Deze nota van wijziging bevat ten tweede een voorstel om de restschuldfaciliteit reeds te laten gelden vanaf de datum van de bekendwording van het regeerakkoord, zijnde 29 oktober 2012.
II. Onderdeelsgewijs
Onderdeel 1, onder a, en onderdeel 2
Artikel I, onderdeel Ma (artikel 3 120a van de Wet inkomstenbelasting 2001) en artikel X (inwerkingtreding)
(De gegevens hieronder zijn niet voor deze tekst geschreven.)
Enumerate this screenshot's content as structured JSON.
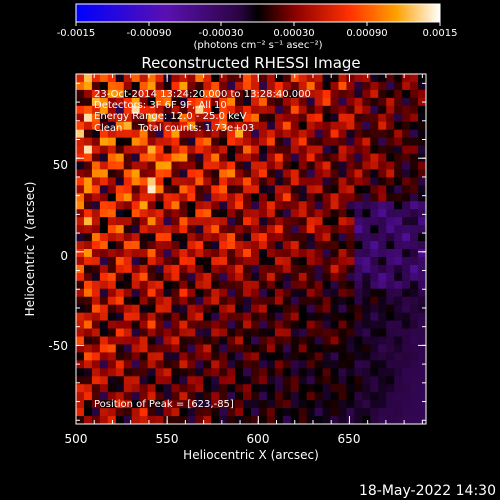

Door deze wijziging zal de in het voorgestelde artikel 3 120a van de Wet IB 2001 opgenomen restschuldfaciliteit de facto reeds gelden vanaf 29 oktober 2012, zijnde de datum van bekendmaking van het regeerakkoord. De restschuldfaciliteit wordt ingevoerd met het oog op het wegnemen van een belemmering voor de doorstroming op de woningmarkt. Om te voorkomen dat met de vervreemding van de eigen woning met potentiële restschuld wordt gewacht tot na de jaarwisseling, wordt voorgesteld de restschuldfaciliteit ook te laten gelden voor belastingplichtigen die in de periode van 29 oktober 2012 tot en met 31 december 2012 hun eigen woning vervreemden en deze faciliteit terug te laten werken tot en met 29 oktober 2012. Ook de vanaf 29 oktober 2012 op die schuld betaalde rente en kosten kunnen dan in aanmerking komen als aftrekbare kosten met betrekking tot een eigen woning.
Onderdeel 1, onder b
Artikel I, onderdeel U (artikel 10bis.2 van de Wet inkomstenbelasting 2001)
Met deze wijziging wordt bewerkstelligd dat belastingplichtigen met een bestaande eigenwoningschuld en een kapitaalverzekering die slechts als gevolg van het in de overeenkomst ontbreken van de bepaling dat de begunstigde de uitkering zal aanwenden ter aflossing van de eigenwoningschuld, niet kwalificeert als KEW nog tot 1 april 2013 de tijd krijgen om alsnog deze bepaling op te nemen in de overeenkomst en daarmee deze belastingplichtigen nog toegang te geven tot het overgangsrecht voor de KEW. Het vorenstaande is van overeenkomstige toepassing op vergelijkbare spaarrekeningen en beleggingsrechten.